The tradeoff is getting a property tax cut in return, but some Republican state legislators say homeowners won't get that rollback until 2023. They say that's too long.
What is OLOST?
In May, Governor Brian Kemp signed a bill, allowing Macon-Bibb County to vote on whether to pay more in sales tax in return for cutting property taxes.
Essentially, OLOST will tack on a penny on the dollar on taxable items, and in turn, drop property taxes, so in instead of paying seven cents on the dollar, you'd pay eight cents.
That extra money would help the county fund the new pay scale for deputies and other first responders.
"Our community has said public safety is important for them. Public safety matters. We wanted to take that brave step to let them know we want to retain and recruit the very best people, but we have to have OLOST as a safety net every year," Miller said.
The OLOST is expected to trigger one of the largest property tax cuts in state history. Miller says the advantage to Bibb County homeowners is that majority of sales tax revenue collected is from visitors and workers who do not live in the county.
Why will homeowners have to wait until 2023 to see a tax cut?
The Bibb County commission voted to hold the OLOST referendum at the earliest date possible during an odd number year under state law. This year, that falls on Nov. 2.
However, Rep. Dale Washburn, who helped to write and pass the law through the General Assembly, says the county is holding the vote earlier than he and other lawmakers expected. He says because of this, means the county will collect money tax money than expected.
If OLOST passes, Bibb County would see that sales tax increase in January, but property owners won't get their millage rate cut until 2023.
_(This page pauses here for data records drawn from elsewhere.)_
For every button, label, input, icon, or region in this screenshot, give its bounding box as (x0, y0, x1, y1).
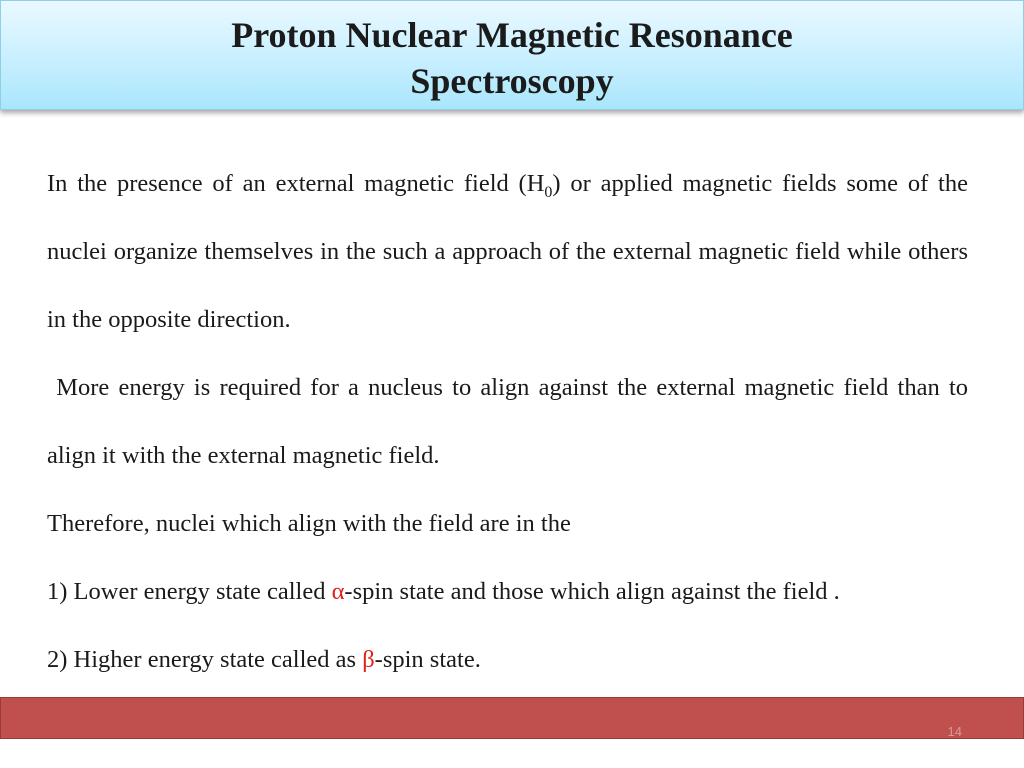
beta-symbol: β (362, 646, 375, 673)
slide-body (47, 150, 975, 694)
page-number: 14 (947, 724, 962, 739)
slide-title-line-1: Proton Nuclear Magnetic Resonance (231, 15, 793, 55)
slide-title-line-2: Spectroscopy (410, 61, 614, 101)
paragraph-therefore: Therefore, nuclei which align with the field are in the (47, 510, 571, 537)
item1-text-start: 1) Lower energy state called (47, 578, 332, 605)
paragraph-magnetic-field (47, 150, 968, 354)
p1-text-end: ) or applied magnetic fields some of the nuclei organize themselves in the such a approach of the external magnetic field while others in the opposite direction. (47, 170, 968, 333)
alpha-symbol: α (331, 578, 345, 605)
list-item-alpha (47, 558, 968, 626)
item2-text-start: 2) Higher energy state called as (47, 646, 363, 673)
paragraph-energy-required: More energy is required for a nucleus to align against the external magnetic field than to align it with the external magnetic field. (47, 374, 975, 469)
h0-subscript: 0 (544, 183, 553, 201)
item2-text-end: -spin state. (374, 646, 481, 673)
item1-text-end: -spin state and those which align against the field . (344, 578, 840, 605)
list-item-beta (47, 626, 968, 694)
footer-bar (0, 697, 1024, 739)
p1-text-start: In the presence of an external magnetic field (H (47, 170, 545, 197)
title-bar (0, 0, 1024, 110)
"If all that money is taken and spent like that, that's the equivalent of raising taxes by 8 mills," Washburn said.
Washburn says if there's no rollback in property taxes next year, the county will be able to collect $44 million rather than the anticipated $20 million.
"I don't think that $44 million is appropriate. We would have never agreed to that. I would have never agreed to that," Washburn said, referring to supporting the bill in the General Assembly last session.
On Friday, Washburn, Representative Danny Mathis, and Rep. Robert Dickey wrote to Mayor Lester Miller and commissioners. They asked them to roll back the millage rate by 5 mills next year--sooner than planned.
However, Mayor Lester Miller says the county is just following the law.
"We're following the bill he created, that he passed. We're following it to a T. It says you collect one year and you give it back the next year," Miller said.
Miller says that's also the most financially sound option.
"I'm not going to let someone sitting in Atlanta dictate how they fund their public safety. These are local issues. They are there to advocate for us. As mayor and commission, we asked them to put forth local legislation. We asked them to get this on the ballot," Miller said. "They've done their job, but their job is not to micromanage Macon-Bibb County on how we use our funding."
Rep. Washburn says he is still supports the OLOST and hopes to see it voters approve of the new tax, but says he hopes that commissioners consider rolling back property taxes sooner than 2023.
Early voting is underway now. The election is November 2.